Os campos têm-se enchido de camomilas…

… brancas e amarelas, comemorou-se o aniversário de Einstein, St.ª Perpétua e St.ª Felicidade tiveram o seu dia juntas, o que não é desagradável, celebrou-se o dia da beata Sancha, que tem o nome de uma miúda que andou comigo na escola e que dizia que o pai dela era rei, festejou-se o dia Mundial do Teatro, o aniversário de Calouste Gulbenkian e do meu pai e do pai dos meus filhos, o dia do consumidor, o da juventude, o da poesia e da floresta, o do estudante, adiantaram-se os relógios uma hora, cheguei atrasada a duas reuniões, festejou-se o dia de todos os pais e assinalou-se o dia do nascimento do profeta Mohamed. No mês de Março atravessámos, sem dar por isso, cinco domingos da Quaresma; só me apercebi de tal, quando, num dos últimos domingos, descendo a rua Vale de Santo António em hora que não sabia ser de missa, me cruzei com várias mulheres que a subiam, a caminho da capelinha de Santo António, trazendo nas mãos ramos de oliveira e rosmaninho. Há quantos anos não via eu estes ramos do domingo com o mesmo nome? Olhei então para trás e vi o mês de Março, e já estamos em Abril, e já festejámos (festejámos?) o dia se Sto Expedito (o das causas impossíveis, sabiam? O que eu aprendo com o Borda d’Água!) e de S. Crescêncio (este também não deve ser mau para se rezar…) e também, hoje, segunda feira, dia em que escrevo a crónica, passamos pelo dia de S. Jorge, o protector de Portugal ( e bem precisa… o santo é bom, mas o milagre é grande… embora também seja verdade que se não fosse grande não seria milagre) , no mesmo dia em que se festeja o livro (festeja? Como se festeja o livro senão… lendo? Hoje, prometo que vou ler) e depois de amanhã (ou hoje, para quem esteja a ler esta crónica no dia em que é publicada) será o dia da liberdade e do nascimento da minha filha, o que para mim é uma redundância. Só não lhe chamei Liberdade porque as crianças não gostam que lhes ponham nomes assim exuberantes, e estão no seu direito, e porque seria também uma redundância, visto que para mim ela é o amor (e todos os outros filhos, e todos os outros seres) , e como o amor é libertador, no meu coração chamo-lhe, baixinho (porque não precisa de ser gritado, é uma convicção profunda), Liberdade.

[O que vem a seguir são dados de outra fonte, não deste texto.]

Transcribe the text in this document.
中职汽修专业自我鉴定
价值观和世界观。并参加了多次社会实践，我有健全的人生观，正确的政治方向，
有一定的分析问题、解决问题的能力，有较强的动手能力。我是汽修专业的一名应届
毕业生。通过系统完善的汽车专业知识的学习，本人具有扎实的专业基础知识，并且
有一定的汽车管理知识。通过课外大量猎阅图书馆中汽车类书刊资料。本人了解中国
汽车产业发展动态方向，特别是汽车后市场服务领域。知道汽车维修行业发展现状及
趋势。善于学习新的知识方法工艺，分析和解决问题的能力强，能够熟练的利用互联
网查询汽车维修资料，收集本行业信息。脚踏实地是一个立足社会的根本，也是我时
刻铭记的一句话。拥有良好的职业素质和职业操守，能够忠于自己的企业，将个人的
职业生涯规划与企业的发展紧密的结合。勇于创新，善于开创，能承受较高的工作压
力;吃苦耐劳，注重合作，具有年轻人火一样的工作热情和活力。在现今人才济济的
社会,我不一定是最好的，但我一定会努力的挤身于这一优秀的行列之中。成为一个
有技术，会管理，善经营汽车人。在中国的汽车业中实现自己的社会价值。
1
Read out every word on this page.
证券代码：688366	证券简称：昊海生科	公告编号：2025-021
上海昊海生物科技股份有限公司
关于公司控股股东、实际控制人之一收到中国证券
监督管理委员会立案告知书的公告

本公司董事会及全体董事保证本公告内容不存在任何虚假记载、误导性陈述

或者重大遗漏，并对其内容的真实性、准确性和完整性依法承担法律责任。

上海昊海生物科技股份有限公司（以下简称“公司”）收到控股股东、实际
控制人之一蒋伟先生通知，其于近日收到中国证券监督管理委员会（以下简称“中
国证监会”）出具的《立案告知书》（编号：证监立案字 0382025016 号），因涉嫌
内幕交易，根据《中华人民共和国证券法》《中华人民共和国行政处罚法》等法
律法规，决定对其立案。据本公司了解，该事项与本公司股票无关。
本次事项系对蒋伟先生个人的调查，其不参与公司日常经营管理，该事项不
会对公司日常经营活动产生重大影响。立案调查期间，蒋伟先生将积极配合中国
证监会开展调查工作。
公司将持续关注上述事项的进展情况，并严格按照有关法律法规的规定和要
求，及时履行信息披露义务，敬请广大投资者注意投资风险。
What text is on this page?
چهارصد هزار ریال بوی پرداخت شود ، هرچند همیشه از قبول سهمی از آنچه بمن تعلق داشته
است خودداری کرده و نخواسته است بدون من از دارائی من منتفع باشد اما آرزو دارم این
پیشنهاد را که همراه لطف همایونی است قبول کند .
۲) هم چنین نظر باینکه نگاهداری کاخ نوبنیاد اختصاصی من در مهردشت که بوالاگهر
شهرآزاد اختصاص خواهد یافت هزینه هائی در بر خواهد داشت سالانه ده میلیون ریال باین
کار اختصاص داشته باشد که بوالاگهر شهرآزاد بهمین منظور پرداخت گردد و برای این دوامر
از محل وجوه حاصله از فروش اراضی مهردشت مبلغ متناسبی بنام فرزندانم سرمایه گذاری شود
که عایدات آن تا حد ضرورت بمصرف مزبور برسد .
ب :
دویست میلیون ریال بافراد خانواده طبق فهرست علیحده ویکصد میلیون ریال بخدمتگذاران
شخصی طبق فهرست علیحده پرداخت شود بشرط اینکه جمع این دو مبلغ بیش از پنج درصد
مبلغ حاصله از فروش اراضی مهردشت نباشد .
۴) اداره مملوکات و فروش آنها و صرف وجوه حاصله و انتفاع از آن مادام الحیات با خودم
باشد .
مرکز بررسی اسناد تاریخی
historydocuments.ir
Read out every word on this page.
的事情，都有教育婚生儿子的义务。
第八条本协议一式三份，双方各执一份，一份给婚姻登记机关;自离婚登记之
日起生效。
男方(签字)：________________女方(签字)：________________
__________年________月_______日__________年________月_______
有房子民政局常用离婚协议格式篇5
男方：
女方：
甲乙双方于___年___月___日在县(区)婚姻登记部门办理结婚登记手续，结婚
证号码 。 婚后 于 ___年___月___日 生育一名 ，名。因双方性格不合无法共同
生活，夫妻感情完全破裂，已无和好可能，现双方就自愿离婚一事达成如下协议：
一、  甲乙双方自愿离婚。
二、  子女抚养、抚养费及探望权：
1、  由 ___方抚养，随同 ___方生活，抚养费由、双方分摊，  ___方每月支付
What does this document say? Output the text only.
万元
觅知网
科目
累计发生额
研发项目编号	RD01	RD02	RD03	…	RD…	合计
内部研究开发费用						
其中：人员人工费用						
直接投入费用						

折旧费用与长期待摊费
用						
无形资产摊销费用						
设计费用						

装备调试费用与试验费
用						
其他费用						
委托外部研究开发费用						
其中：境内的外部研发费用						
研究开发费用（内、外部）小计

Há-de vir ainda, no último domingo de Abril, o dia mundial da dança. No dia seguinte, o último do mês, nós, os pagãos, devemos enfeitar de flores as casas (diz o Borda d’Água) e continuar a dançar desde o dia anterior (digo eu). Na madrugada seguinte, no primeiro dia de Maio, acordem-se bem cedo uns aos outros, antes do nascer do sol, com doces, cânticos e carícias e festejem a festa das Maias. Era assim que a minha mãe me acordava no início de cada mês de Maio e é uma das mais doces recordações da minha infância, mas não só por causa dos doces, mas sobretudo por causa do mistério ancestral que esse gesto trazia com ele pela mão de uma mãe. Assim, ano a ano, nos salvaremos. Com doces e música. Porque é ligando o mais antigo em nós, os arquétipos que, queiramos quer não, guardamos no cerebelo (por isso mais vale estar consciente deles), com a luz da mais evoluída consciência, que viremos a ser, um dia, humanos. Por enquanto não somos senão esquissos.